Le Liban a été entraîné dans la guerre entre Israël et les Etats-Unis d'une part et l'Iran d'autre part par une attaque le 2 mars du mouvement islamiste Hezbollah contre Israël en représailles à la mort du guide suprême iranien Ali Khamenei, tué au premier jour du conflit.

Depuis lors, les frappes israéliennes massives sur le pays du Cèdre ont tué plus de 1.200 personnes et en ont blessé plus de 3.600, selon le dernier bilan du ministère de la Santé. L'armée israélienne affirme elle avoir éliminé "850 terroristes" au Liban.

M. Katz ne cesse de multiplier les déclarations martiales à l'encontre du Liban et des Libanais.

Dimanche, l'ONG Human Rights Watch (HRW) a indiqué lui avoir écrit pour exprimer ses "vives préoccupations concernant (des propos tenus récemment par des responsables israéliens) qui sapent le respect du droit international humanitaire" et dénotent selon elle une volonté de s'y soustraire.

Dans une copie de la lettre publiée par HRW, cette dernière lui reproche nommément ses propos du 16 mars, dans lesquels il menaçait déjà d'empêcher le retour des personnes ayant fui la région au sud du Litani.

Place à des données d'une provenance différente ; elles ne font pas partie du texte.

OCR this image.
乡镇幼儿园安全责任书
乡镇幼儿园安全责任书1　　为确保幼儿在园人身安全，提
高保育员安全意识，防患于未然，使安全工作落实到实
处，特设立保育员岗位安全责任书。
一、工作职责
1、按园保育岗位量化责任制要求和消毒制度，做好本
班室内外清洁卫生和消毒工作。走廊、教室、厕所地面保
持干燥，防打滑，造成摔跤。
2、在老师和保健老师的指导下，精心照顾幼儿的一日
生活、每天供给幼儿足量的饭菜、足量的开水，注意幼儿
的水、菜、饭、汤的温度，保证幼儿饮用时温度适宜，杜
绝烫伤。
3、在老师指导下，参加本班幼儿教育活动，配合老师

"Utiliser le refus du retour des civils comme outil de négociation constitue un déplacement forcé, ce qui est interdit par les lois de la guerre et peut constituer un crime de guerre", écrit l'ONG.

Depuis le 2 mars, le Hezbollah a tiré "entre 4.000 et 5.000 roquettes, drones et missiles, ainsi que des mortiers (...) en direction d'Israël, certains en direction de nos troupes, d'autres vers des communautés civiles", a déclaré mardi le lieutenant-colonel Nadav Shoshani, porte-parole international de l'armée israélienne.